Analysis of Variance
Non-parametric methods
Multiple linear regression
Logistic regression
Linear mixed models
Dose-response modeling
Diagnostic tests
Measuring agreement
Survival analysis: Kaplan-Meier curves, logrank tests, Cox PH regression
Variable selection in regression
Design of clinical trials
Multiple Testing
Introduction to Bayesian thinking

This lecture series accompanies "Advanced Topics in Biostatistics" and shows how the methods introduced there are coded in R. Participants should have some basic R programming skills, including the ability to use the basic statistical methods shown in the "Basic principles" course.
In addition to the courses organized by the division of Biostatistics, the Advanced Training department of the DKFZ also offers programming courses in R and SAS, and the Genomics and Proteomics Core Facility at DKFZ offers courses on specific data analysis tools for high-throughput genomics data. DKFZ employees please visit the Training Portal for further information.

Research Topics

The Division of Biostatistics currently focuses on several research topics:

This research area deals with innovative methods for clinical trial designs and evaluation strategies for clinical data. Motivated by our involvement in a multitude of clinical trials in all phases, we develop methods for design and analysis of clinical trials, both in the frequentist setting as well as in the Bayesian framework.

Further information

Software

Bayesian design for phase II trials
The WebApp BDP2 provides a workflow to determine design parameters for a multi-stage single-arm phase II trial with binary endpoint. Declaration of efficacy and futility is based on the Bayesian posterior distribution. It is based on the R-package BDP2 available from CRAN.
For details see:
Kopp‐Schneider, A., Wiesenfarth, M., Witt, R., Edelmann, D., Witt, O., & Abel, U. (2019). Monitoring futility and efficacy in phase II trials with Bayesian posterior distributions - A calibration approach. Biometrical Journal, 61(3), 488-502.
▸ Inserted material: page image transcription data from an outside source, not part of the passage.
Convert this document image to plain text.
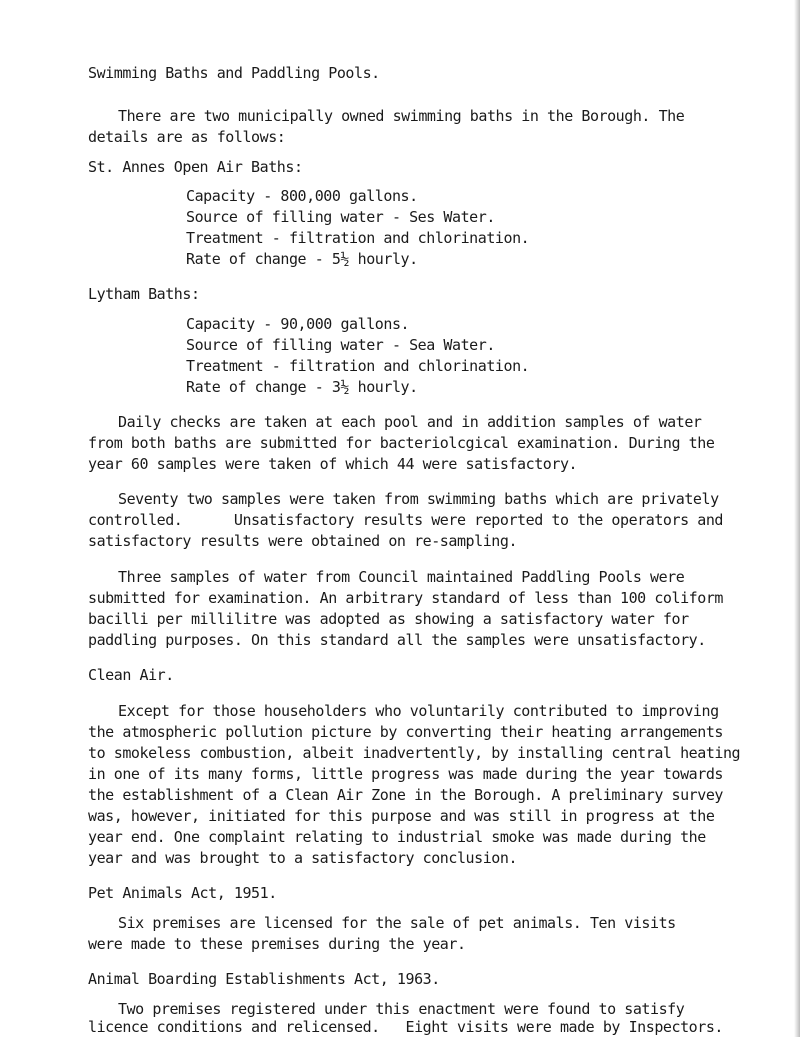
Swimming Baths and Paddling Pools.
There are two municipally owned swimming baths in the Borough. The
details are as follows:
St. Annes Open Air Baths:
Capacity - 800,000 gallons.
Source of filling water - Ses Water.
Treatment - filtration and chlorination.
Rate of change - 5½ hourly.
Lytham Baths:
Capacity - 90,000 gallons.
Source of filling water - Sea Water.
Treatment - filtration and chlorination.
Rate of change - 3½ hourly.
Daily checks are taken at each pool and in addition samples of water
from both baths are submitted for bacteriolcgical examination. During the
year 60 samples were taken of which 44 were satisfactory.
Seventy two samples were taken from swimming baths which are privately
controlled.      Unsatisfactory results were reported to the operators and
satisfactory results were obtained on re-sampling.
Three samples of water from Council maintained Paddling Pools were
submitted for examination. An arbitrary standard of less than 100 coliform
bacilli per millilitre was adopted as showing a satisfactory water for
paddling purposes. On this standard all the samples were unsatisfactory.
Clean Air.
Except for those householders who voluntarily contributed to improving
the atmospheric pollution picture by converting their heating arrangements
to smokeless combustion, albeit inadvertently, by installing central heating
in one of its many forms, little progress was made during the year towards
the establishment of a Clean Air Zone in the Borough. A preliminary survey
was, however, initiated for this purpose and was still in progress at the
year end. One complaint relating to industrial smoke was made during the
year and was brought to a satisfactory conclusion.
Pet Animals Act, 1951.
Six premises are licensed for the sale of pet animals. Ten visits
were made to these premises during the year.
Animal Boarding Establishments Act, 1963.
Two premises registered under this enactment were found to satisfy
licence conditions and relicensed.   Eight visits were made by Inspectors.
Sample size calculation for modifications of Simon's two-stage design
The R package hctrial can be used to calculate the sample size for modifications of Simon's two stage design allowing for stratification and incorporation of historical controls.
For details see:
Edelmann, D., Habermehl, C., Schlenk, R. F., & Benner, A. (2020). Adjusting Simon's optimal two‐stage design for heterogeneous populations based on stratification or using historical controls. Biometrical Journal, 62(2), 311-329.